Spaced Repetition is Checkpointing for Learning

tl;dr write flashcards when you read, drill them every day, and you get effective autodidactism without needing extreme executive functioning.

I love learning. But I’m also very scatterbrained. So in a typical year I would start reading dozens of textbooks on all sorts of different topics, make it one to three chapters in—and drop them. If I took notes, I’d forget to review them. So most of the effort was wasted. And if I later resumed a book, I had to start from scratch.

Even after starting an otherwise very successful ADHD treatment, this problem1 persisted. And while I haven’t entirely solved it, I have found a way to mitigate the downside and keep the upside.

The solution is spaced repetition. While reading each chapter of a technical book, I’ll write lots of spaced repetition flashcards. I rarely take long-form notes anymore, since those usually end up being just a scratchpad that I later rewrite into flashcards.

And then I drill them. And if priorities or life circumstances or distraction cause me to put a book down, I will remember what I read. And if, weeks or months later, I decide to resume the book, I am able to continue where I left off.

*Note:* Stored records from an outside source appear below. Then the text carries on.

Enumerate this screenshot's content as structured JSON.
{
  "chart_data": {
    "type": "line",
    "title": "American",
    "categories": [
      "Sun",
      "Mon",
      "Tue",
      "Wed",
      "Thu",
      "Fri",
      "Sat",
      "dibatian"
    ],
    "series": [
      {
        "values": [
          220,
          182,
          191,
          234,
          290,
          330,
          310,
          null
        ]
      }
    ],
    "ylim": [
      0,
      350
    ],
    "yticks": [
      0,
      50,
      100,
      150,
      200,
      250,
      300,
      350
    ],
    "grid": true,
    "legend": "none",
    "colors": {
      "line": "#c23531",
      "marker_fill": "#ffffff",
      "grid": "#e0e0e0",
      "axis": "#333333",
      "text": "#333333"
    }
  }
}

Making spaced repetition into a habit lets me have the best of both worlds: I can read widely and zero in on my special interest du jour, and drop it when the next interesting thing comes along, and still make tangible progress.

The next post will be about how I learnt to use spaced repetition effectively.

Footnotes

  1. And I don’t, entirely, see it as a problem. Broad, survey knowledge can be useful as the explore phase of explore-exploit, and not all knowledge is worth acquiring in depth.